When I was a kid, Saturday mornings for kids were almost as holy as Sunday morning for adults.
We watched cartoons. GREAT cartoons. Bugs Bunny. Road Runner and Wylie Coyote . Elmer Fudd. Tweety and Sylvester and Granny. Mickey Mouse. Donald Duck.
And then later, if the weather was bad, we might be able to watch Dick Clark's American Bandstand and Soul Train.
In between, for Catholic kids of a certain age, there were CCD (Confraternity of Christian Doctrine) classes, which usually began around 9 in the morning - a full two hours after the cartoons had begun. (I think there's another name for them now, but I can't remember the initials . . . RIC. . .C. . .A???? I have no doubt someone reading this will know and fill us in.).
The neat thing was that our Jewish friends were headed to Hebrew School at the same time, so streets and homes in the neighborhood of my youth were Very Quiet for a few hours every Saturday morning.
When we got home, there were chores to do: Help polish the silver or the furniture. Help wax the floors. Help gather and sort the laundry and hang it up to dry.
The emphasis was on 'help'. Our mothers were like patrol leaders who had memorized lists of Things To Do. We would be sent on one chore and, after reporting its completion and passing inspection, we would be sent on yet another chore.
We were like little puppies, sent out to fetch and return. And mostly, we did so without complaint. Well, if we did, we were certain to get the back of our mother's hand to cuff the top of our head.
Mothers also had Eyes In The Back of Their Heads. My mother could see the spot I had missed polishing the claw leg under the dinning room table from her spot in front of the kitchen sink.
I always thought there should be another Great Sorrowful Mystery, but I never had the nerve to request its addition from Father or Sister. How was it, exactly, that Mother could see that I had not fluffed the pillows on the living room couch by looking out the kitchen window?

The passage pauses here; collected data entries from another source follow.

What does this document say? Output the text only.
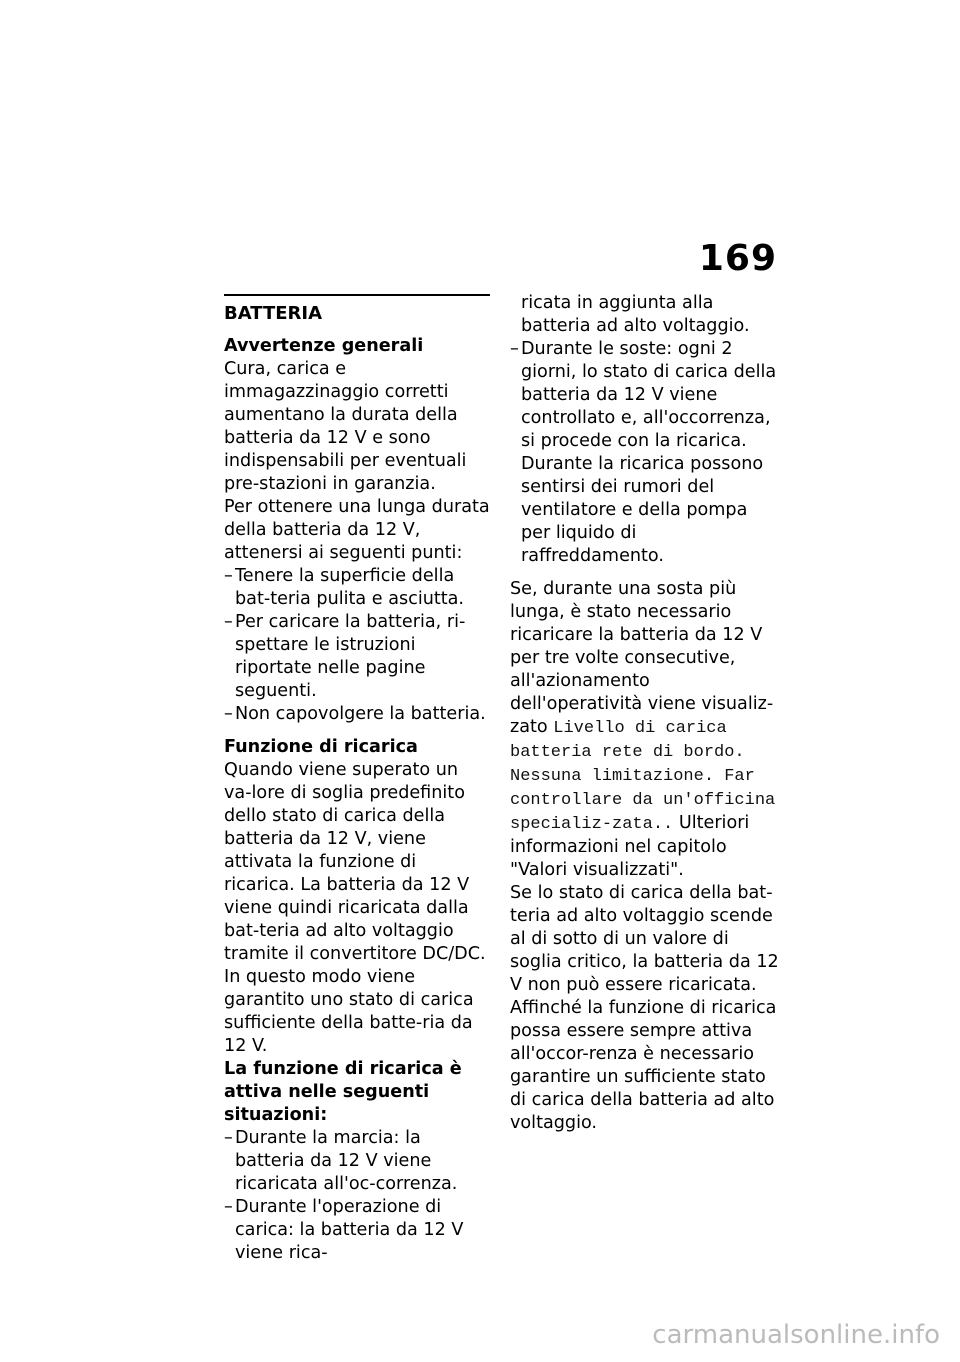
169
BATTERIA

Avvertenze generali

Cura, carica e immagazzinaggio corretti aumentano la durata della batteria da 12 V e sono indispensabili per eventuali pre-stazioni in garanzia.

Per ottenere una lunga durata della batteria da 12 V, attenersi ai seguenti punti:

– Tenere la superficie della bat-teria pulita e asciutta.
– Per caricare la batteria, ri-spettare le istruzioni riportate nelle pagine seguenti.
– Non capovolgere la batteria.

Funzione di ricarica

Quando viene superato un va-lore di soglia predefinito dello stato di carica della batteria da 12 V, viene attivata la funzione di ricarica. La batteria da 12 V viene quindi ricaricata dalla bat-teria ad alto voltaggio tramite il convertitore DC/DC. In questo modo viene garantito uno stato di carica sufficiente della batte-ria da 12 V.

La funzione di ricarica è attiva nelle seguenti situazioni:

– Durante la marcia: la batteria da 12 V viene ricaricata all'oc-correnza.
– Durante l'operazione di carica: la batteria da 12 V viene rica-

ricata in aggiunta alla batteria ad alto voltaggio.

– Durante le soste: ogni 2 giorni, lo stato di carica della batteria da 12 V viene controllato e, all'occorrenza, si procede con la ricarica. Durante la ricarica possono sentirsi dei rumori del ventilatore e della pompa per liquido di raffreddamento.

Se, durante una sosta più lunga, è stato necessario ricaricare la batteria da 12 V per tre volte consecutive, all'azionamento dell'operatività viene visualiz-zato Livello di carica batteria rete di bordo. Nessuna limitazione. Far controllare da un'officina specializ-zata.. Ulteriori informazioni nel capitolo "Valori visualizzati".

Se lo stato di carica della bat-teria ad alto voltaggio scende al di sotto di un valore di soglia critico, la batteria da 12 V non può essere ricaricata. Affinché la funzione di ricarica possa essere sempre attiva all'occor-renza è necessario garantire un sufficiente stato di carica della batteria ad alto voltaggio.

carmanualsonline.info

Oh, woe was me, poor banished child of Eve!
After our chores were done and we had eaten our lunch (Fried baloney and grilled cheese sandwiches which we dunked in tomato soup - YUM!) it was off to ride bikes or play ball or hang out with your friends for the rest of the day.
Saturday nights were Bath Time (remember taking a WEEKLY bath???). It was also reserved for polishing shoes and making sure our white gloves were washed and ready for church in the morning.
Then it was The Lawrence Welk Show followed by The Ed Sullivan Show. Then, off to say our prayers before bed where we slept deep and dreamed of living, one day, in The Land of Big Rock Candy Mountain. Burl Ives sang it so we knew it must exist.
As an adult, Saturdays are now for one syllable words, all under the heading of a one syllable word:
Store. Shop. Buy.
This is not a complaint. There's actually something wonderful about all of these chores. There are so many places in my ministerial life that I start something and don't finish it, or, quite finish it, or, can't.
It requires enormous patience - not exactly my strongest suit.
So, doing chores, focusing on one-syllable words, has a certain satisfaction to it. I set out to do something, do it, and it gets done.
I can see it in the piles of folded laundry, in the way the furniture shines and the house smells good.
A satisfied smile crosses my face when I look into my freezer and see that it has soup for the coming week and the shelves are lined with pasta, canned vegetables, coffee and tea.
I can face another week of uncertainty - things done but mostly left undone or the effects of which I won't know for quite some time, if ever.
Come to think of it, it may just be that if you follow one-syllable words they may lead you to the path of satisfaction.
Sex (There, I said it.).
Pray (Well, if you let go of getting an answer
on anything but God's time.)
There are probably many more but those are just off the top of my head. Please feel free to add your own.
I think Saturdays are meant for one-syllable words. They are designed for the simple, meaningless tasks of life that help to give the rest of your life meaning. They take you down a peg and humble you to celebrate the things that make you human.
And, in a strange way, they serve to remind you that you are, after all, a 'human being', not a 'human doing'.
Which is why, I suppose, Sundays follow Saturdays.
I just think that my Saturdays could be enhanced by an hour or so of good old fashioned cartoons.
I no longer need Burl Ive's Big Rock Candy Mountain, but you know, a fried baloney and grilled cheese sandwich with a hot mug of tomato soup sure sounds good, doesn't it?